Once Patrick entered rehab, the Ezells began to slowly find normalcy again.
"We met in the fourth grade and started dating senior year of high school," Heather said. "We went through some difficult years. Recovery isn't just for the addict. It really opens your heart because you learn so much about who you are and your weaknesses.
"I remember the first time I saw him; after 30 days, I was able to go visit him. He looked like a different person to me. He looked like the darkness had gotten out of his eyes. It was like a hope that I hadn't seen in a really long time."
Patrick graduated from rehab in February of 2018 and was uncertain after his brother and Shepard picked him up from the airport.
"That ride from Gulfport back to Hattiesburg may be about 65 or 60 miles, but it felt like a long, long trip," Shepard said. "A couple of days after we all met. His family and a couple of his friends and pastor we all met. We talked as a group. That was kind of the first step to the healing process.
"It turned out to be something that was valuable and powerful. I just felt it was the first step of Patrick actually being the old Patrick that I knew and him taking accountability.”
Just a few months after returning from rehab, Patrick decided that he wanted to give back and open a transitional house, more commonly known as a halfway house.
"We knew after about six months while we were there that God was calling us to use this (experience)," Patrick said. "We have guys in the house now with 20+ years of meth addiction, but they have gone through treatment. It's a good thing for them to say that they can't go back home and to say that home isn't a good place for me. We can help in that process of building a successful life, being reconnected with their families, establishing that trust with them, getting a job, being productive and paying their bills. It's part of reestablishing and learning responsibility. It's not a perfect program, but it has worked well.
"It's helped me probably more than it has ever helped them. Having that extra layer of accountability and responsibility on my end helps me stay focused."
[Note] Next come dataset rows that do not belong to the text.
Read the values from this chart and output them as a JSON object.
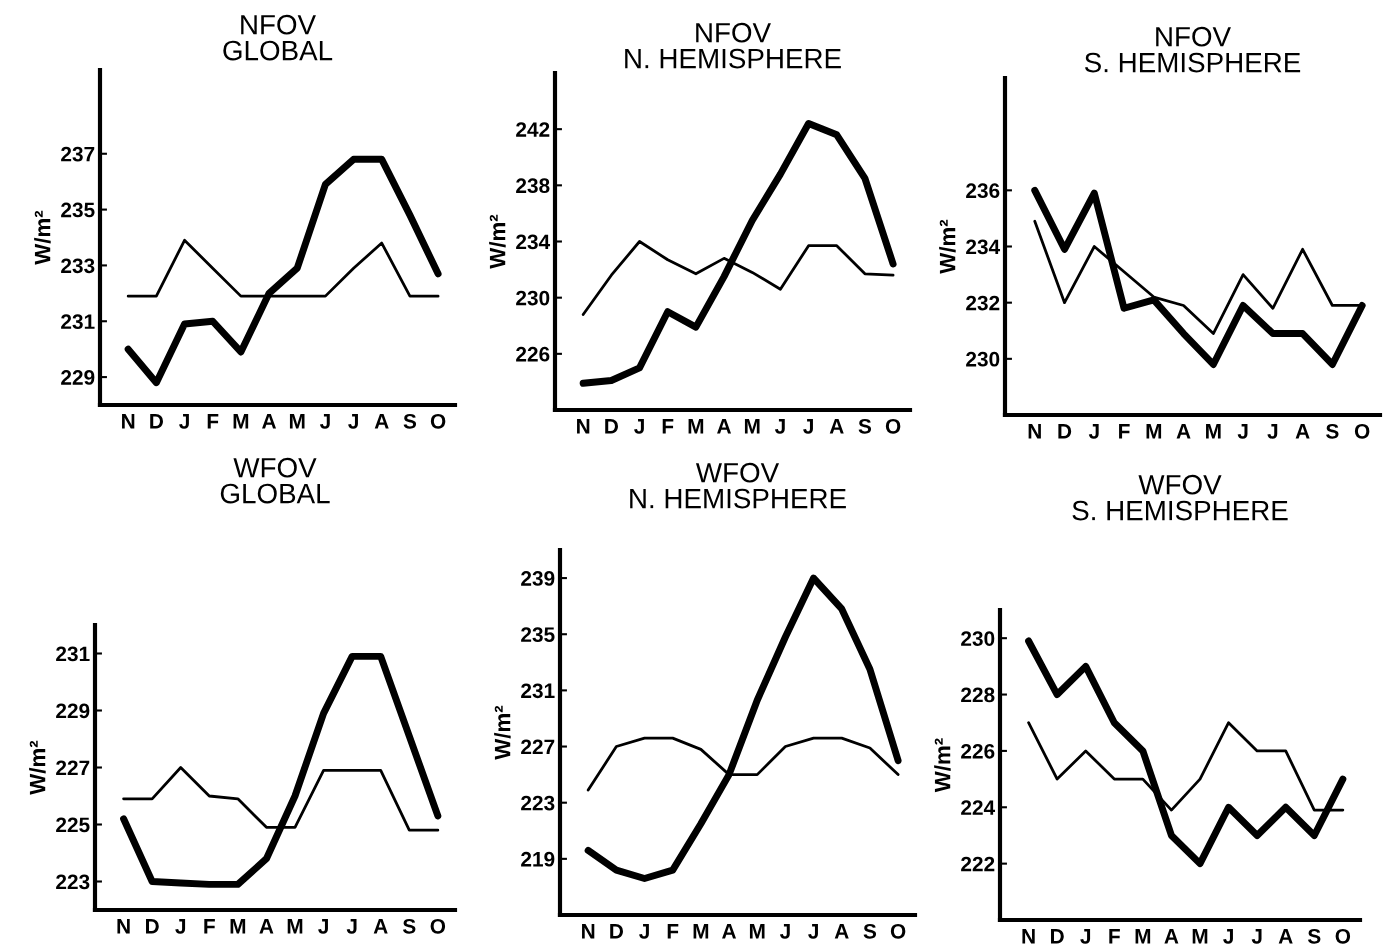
{
  "chart_data": [
    {
      "type": "line",
      "title": "NFOV\nGLOBAL",
      "ylabel": "W/m²",
      "categories": [
        "N",
        "D",
        "J",
        "F",
        "M",
        "A",
        "M",
        "J",
        "J",
        "A",
        "S",
        "O"
      ],
      "ylim": [
        228,
        240
      ],
      "yticks": [
        229,
        231,
        233,
        235,
        237
      ],
      "series": [
        {
          "color": "#000000",
          "values": [
            230,
            228.8,
            230.9,
            231,
            229.9,
            232,
            232.9,
            235.9,
            236.8,
            236.8,
            234.8,
            232.7
          ]
        },
        {
          "color": "#000000",
          "values": [
            231.9,
            231.9,
            233.9,
            232.9,
            231.9,
            231.9,
            231.9,
            231.9,
            232.9,
            233.8,
            231.9,
            231.9
          ]
        }
      ]
    },
    {
      "type": "line",
      "title": "NFOV\nN. HEMISPHERE",
      "ylabel": "W/m²",
      "categories": [
        "N",
        "D",
        "J",
        "F",
        "M",
        "A",
        "M",
        "J",
        "J",
        "A",
        "S",
        "O"
      ],
      "ylim": [
        222,
        246
      ],
      "yticks": [
        226,
        230,
        234,
        238,
        242
      ],
      "series": [
        {
          "color": "#000000",
          "values": [
            223.9,
            224.1,
            225,
            229,
            227.9,
            231.5,
            235.5,
            238.8,
            242.4,
            241.6,
            238.5,
            232.4
          ]
        },
        {
          "color": "#000000",
          "values": [
            228.8,
            231.6,
            234,
            232.7,
            231.7,
            232.8,
            231.8,
            230.6,
            233.7,
            233.7,
            231.7,
            231.6
          ]
        }
      ]
    },
    {
      "type": "line",
      "title": "NFOV\nS. HEMISPHERE",
      "ylabel": "W/m²",
      "categories": [
        "N",
        "D",
        "J",
        "F",
        "M",
        "A",
        "M",
        "J",
        "J",
        "A",
        "S",
        "O"
      ],
      "ylim": [
        228,
        240
      ],
      "yticks": [
        230,
        232,
        234,
        236
      ],
      "series": [
        {
          "color": "#000000",
          "values": [
            236,
            233.9,
            235.9,
            231.8,
            232.1,
            230.9,
            229.8,
            231.9,
            230.9,
            230.9,
            229.8,
            231.9
          ]
        },
        {
          "color": "#000000",
          "values": [
            234.9,
            232,
            234,
            233.1,
            232.2,
            231.9,
            230.9,
            233,
            231.8,
            233.9,
            231.9,
            231.9
          ]
        }
      ]
    },
    {
      "type": "line",
      "title": "WFOV\nGLOBAL",
      "ylabel": "W/m²",
      "categories": [
        "N",
        "D",
        "J",
        "F",
        "M",
        "A",
        "M",
        "J",
        "J",
        "A",
        "S",
        "O"
      ],
      "ylim": [
        222,
        232
      ],
      "yticks": [
        223,
        225,
        227,
        229,
        231
      ],
      "series": [
        {
          "color": "#000000",
          "values": [
            225.2,
            223,
            222.95,
            222.9,
            222.9,
            223.8,
            226,
            228.9,
            230.9,
            230.9,
            228.1,
            225.3
          ]
        },
        {
          "color": "#000000",
          "values": [
            225.9,
            225.9,
            227,
            226,
            225.9,
            224.9,
            224.9,
            226.9,
            226.9,
            226.9,
            224.8,
            224.8
          ]
        }
      ]
    },
    {
      "type": "line",
      "title": "WFOV\nN. HEMISPHERE",
      "ylabel": "W/m²",
      "categories": [
        "N",
        "D",
        "J",
        "F",
        "M",
        "A",
        "M",
        "J",
        "J",
        "A",
        "S",
        "O"
      ],
      "ylim": [
        215,
        241
      ],
      "yticks": [
        219,
        223,
        227,
        231,
        235,
        239
      ],
      "series": [
        {
          "color": "#000000",
          "values": [
            219.6,
            218.2,
            217.6,
            218.2,
            221.5,
            225,
            230.3,
            234.8,
            239,
            236.8,
            232.5,
            226
          ]
        },
        {
          "color": "#000000",
          "values": [
            223.9,
            227,
            227.6,
            227.6,
            226.8,
            225,
            225,
            227,
            227.6,
            227.6,
            226.9,
            225
          ]
        }
      ]
    },
    {
      "type": "line",
      "title": "WFOV\nS. HEMISPHERE",
      "ylabel": "W/m²",
      "categories": [
        "N",
        "D",
        "J",
        "F",
        "M",
        "A",
        "M",
        "J",
        "J",
        "A",
        "S",
        "O"
      ],
      "ylim": [
        220,
        231
      ],
      "yticks": [
        222,
        224,
        226,
        228,
        230
      ],
      "series": [
        {
          "color": "#000000",
          "values": [
            229.9,
            228,
            229,
            227,
            226,
            223,
            222,
            224,
            223,
            224,
            223,
            225
          ]
        },
        {
          "color": "#000000",
          "values": [
            227,
            225,
            226,
            225,
            225,
            223.9,
            225,
            227,
            226,
            226,
            223.9,
            223.9
          ]
        }
      ]
    }
  ]
}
As Heather explained, Patrick was grateful to have a support system and wanted to provide that for people who aren't as fortunate.
"Patrick was really blessed that he had a supportive environment with his family and church," Heather said. "Whereas a lot of men and women don't go back to a supportive environment and can be held accountable. He felt like it was something that was needed in Hattiesburg."
After he opened the transitional house, Patrick worked different jobs but rediscovered his love for coaching while working as an adjunct professor at Southern Miss. Finally, after a long process, Patrick earned his current position at Hattiesburg. For Patrick, the whole experience has made him a better coach.
"I have developed a lot of empathy," Patrick said. "It's really helped me connect more with players and to have a greater focus on building relationships.
“It's caught my attention that this is way bigger than baseball or sports in general. I don't think prior to this that I took advantage of the role that I had as a coach to really help and develop athletes as people rather than just players."
While Patrick celebrates his four-year anniversary of graduating rehab this February and approaches his fifth year of sobriety in August, he says he is grateful for the experience because it helped mend and create relationships he never imagined.
"It's just a number," Patrick said. "What means more to me is all the relationships that have been restored and the relationships that I have been able to build through off this. People I would have never known. I've been able to be a part of their lives. That means more to me than a number.
"We are all human. We are going to screw up. That doesn't mean there is an end to it. There is always hope. Life is not over."